In Cassandra’s Dream (Allen, 2007), Woody Allen has remade Crimes & Misdemeanors (by way of Match Point) as a Greek tragedy. As in Crimes, the protagonists get away with murder but then have to deal with the guilt. At the end of Crimes there is discussion of whether existentialist tragedy is realistic. Discussing the murder, a filmmaker character says,
“I would have him turn himself in. Then your movie assumes tragic proportions, because in the absence of a God he is forced to assume that responsibility himself. Then you have tragedy.”

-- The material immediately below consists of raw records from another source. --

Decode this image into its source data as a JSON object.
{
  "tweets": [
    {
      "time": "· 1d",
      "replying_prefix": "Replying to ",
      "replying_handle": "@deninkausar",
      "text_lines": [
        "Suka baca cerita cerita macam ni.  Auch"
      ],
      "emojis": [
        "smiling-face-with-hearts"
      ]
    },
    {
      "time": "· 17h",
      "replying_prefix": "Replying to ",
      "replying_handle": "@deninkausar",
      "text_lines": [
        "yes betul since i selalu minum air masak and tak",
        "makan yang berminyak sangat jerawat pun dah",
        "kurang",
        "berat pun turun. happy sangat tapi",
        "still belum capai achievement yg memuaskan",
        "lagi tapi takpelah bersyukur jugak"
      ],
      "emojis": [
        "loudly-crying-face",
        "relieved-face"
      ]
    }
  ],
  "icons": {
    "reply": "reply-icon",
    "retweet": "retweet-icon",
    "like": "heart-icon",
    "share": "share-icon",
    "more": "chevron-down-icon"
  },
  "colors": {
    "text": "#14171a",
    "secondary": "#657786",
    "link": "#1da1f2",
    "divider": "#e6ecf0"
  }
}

In Crimes this solution is rejected as too Hollywood. But in Cassandra we do have a tragic ending. As in Crimes, the murderer feels guilty, he begins to believe in God for the first time, he wants to confess and be punished, etc. But in Cassandra we have a radically different ending. The murderer doesn’t get away with it. He doesn’t turn himself in, but he does commit suicide.
Has Woody Allen changed his mind about life? Is he now an optimist? Does he now believe there is a God and a meaningful “order of things” as one character puts it in Cassandra? I don’t think so.

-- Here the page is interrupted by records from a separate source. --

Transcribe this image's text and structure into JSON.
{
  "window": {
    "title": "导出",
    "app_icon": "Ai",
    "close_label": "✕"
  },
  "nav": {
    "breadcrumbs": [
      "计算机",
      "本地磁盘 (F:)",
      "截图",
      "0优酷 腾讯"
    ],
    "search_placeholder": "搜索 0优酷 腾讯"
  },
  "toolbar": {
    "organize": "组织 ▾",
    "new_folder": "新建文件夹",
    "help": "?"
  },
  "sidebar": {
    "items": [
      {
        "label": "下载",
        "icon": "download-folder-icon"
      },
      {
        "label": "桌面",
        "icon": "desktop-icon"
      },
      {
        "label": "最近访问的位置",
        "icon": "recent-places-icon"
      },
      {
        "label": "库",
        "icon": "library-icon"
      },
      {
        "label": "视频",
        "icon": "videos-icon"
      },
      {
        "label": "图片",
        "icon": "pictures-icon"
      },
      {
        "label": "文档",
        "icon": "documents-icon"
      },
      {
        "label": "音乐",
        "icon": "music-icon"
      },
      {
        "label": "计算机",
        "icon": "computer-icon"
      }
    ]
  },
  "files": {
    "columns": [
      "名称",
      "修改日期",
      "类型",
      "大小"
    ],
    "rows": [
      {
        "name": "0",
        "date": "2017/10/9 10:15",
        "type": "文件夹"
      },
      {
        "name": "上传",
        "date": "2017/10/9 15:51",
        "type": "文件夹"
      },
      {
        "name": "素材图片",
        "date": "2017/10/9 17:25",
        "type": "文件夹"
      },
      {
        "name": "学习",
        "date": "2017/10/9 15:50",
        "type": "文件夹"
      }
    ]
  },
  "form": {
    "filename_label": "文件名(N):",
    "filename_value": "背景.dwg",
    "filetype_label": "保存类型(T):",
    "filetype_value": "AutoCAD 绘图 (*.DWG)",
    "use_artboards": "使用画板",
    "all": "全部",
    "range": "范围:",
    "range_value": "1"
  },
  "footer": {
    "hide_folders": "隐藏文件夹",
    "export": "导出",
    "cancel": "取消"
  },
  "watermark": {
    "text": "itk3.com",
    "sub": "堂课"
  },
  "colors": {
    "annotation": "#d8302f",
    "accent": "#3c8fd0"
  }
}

As in Match Point, there is much talk in Cassandra about luck. In Match Point, the protagonist says,
“The man who said ‘I’d rather be lucky than good’ saw deeply into life. People are afraid to face how great a part of life is dependent on luck. It’s scary to think so much is out of one’s control.”
In Cassandra the focus is on gambling and the ability to play high stakes without losing one’s nerve.

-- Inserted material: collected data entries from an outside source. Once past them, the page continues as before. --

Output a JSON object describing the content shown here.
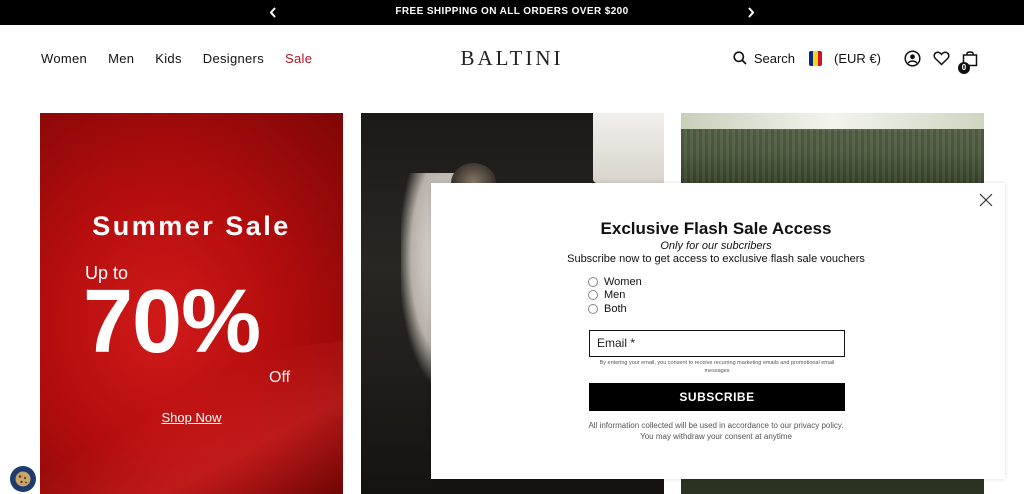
{
  "announcement": {
    "message": "FREE SHIPPING ON ALL ORDERS OVER $200",
    "prev_icon": "chevron-left-icon",
    "next_icon": "chevron-right-icon"
  },
  "header": {
    "logo": "BALTINI",
    "nav": [
      {
        "label": "Women"
      },
      {
        "label": "Men"
      },
      {
        "label": "Kids"
      },
      {
        "label": "Designers"
      },
      {
        "label": "Sale"
      }
    ],
    "search_label": "Search",
    "currency": "(EUR €)",
    "cart_count": "0",
    "flag_colors": [
      "#002b7f",
      "#fcd116",
      "#ce1126"
    ]
  },
  "promo": {
    "title": "Summer Sale",
    "upto": "Up to",
    "percent": "70%",
    "off": "Off",
    "cta": "Shop Now"
  },
  "popup": {
    "title": "Exclusive Flash Sale Access",
    "subtitle": "Only for our subcribers",
    "description": "Subscribe now to get access to exclusive flash sale vouchers",
    "options": [
      {
        "label": "Women"
      },
      {
        "label": "Men"
      },
      {
        "label": "Both"
      }
    ],
    "email_placeholder": "Email *",
    "consent": "By entering your email, you consent to receive recurring marketing emails and promotional email messages",
    "subscribe_label": "SUBSCRIBE",
    "info_line1": "All information collected will be used in accordance to our privacy policy.",
    "info_line2": "You may withdraw your consent at anytime"
  },
  "colors": {
    "sale_nav": "#b3141b",
    "promo_red": "#c21212",
    "cookie_bg": "#1d3b6e"
  }
}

According to Cassandra, we do, in the end, punish ourselves, but this is not existentialist tragedy, it is Greek tragedy. The model is not Dostoyevsky but Euripedes. (Medea is specifically referenced in the film.) The ending is not divine retribution for transgressing the moral law. And the ending is not an existentialist assumption of responsibility. Rather the ending is the tragedy of bad luck.
We live in a world that doesn’t make sense and random things happen. To succeed in this world we must be able to withstand the stress of high stakes gambling. If we can’t do that we’ll simply end up serving those who can. One character sums up this viewpoint well:
“There was a time when I could’ve invested in some ventures, but I didn’t have the stomach for the risk. So I spent my life behind the wheel of a car driving other men.”
We have to be able to face up to the chaos and meaninglessness of a luck-driven world or we will be destroyed by it.
The characters in Cassandra’s Dream didn’t transgress the cosmic law, they transgressed the cosmic chaos. They’re not exactly being punished by the universe. Rather they just looked into the abyss and couldn’t stand what they saw. Woody Allen hasn’t changed his mind in the years since Crimes and Misdemeanors. Cassandra is just another variation on the same theme.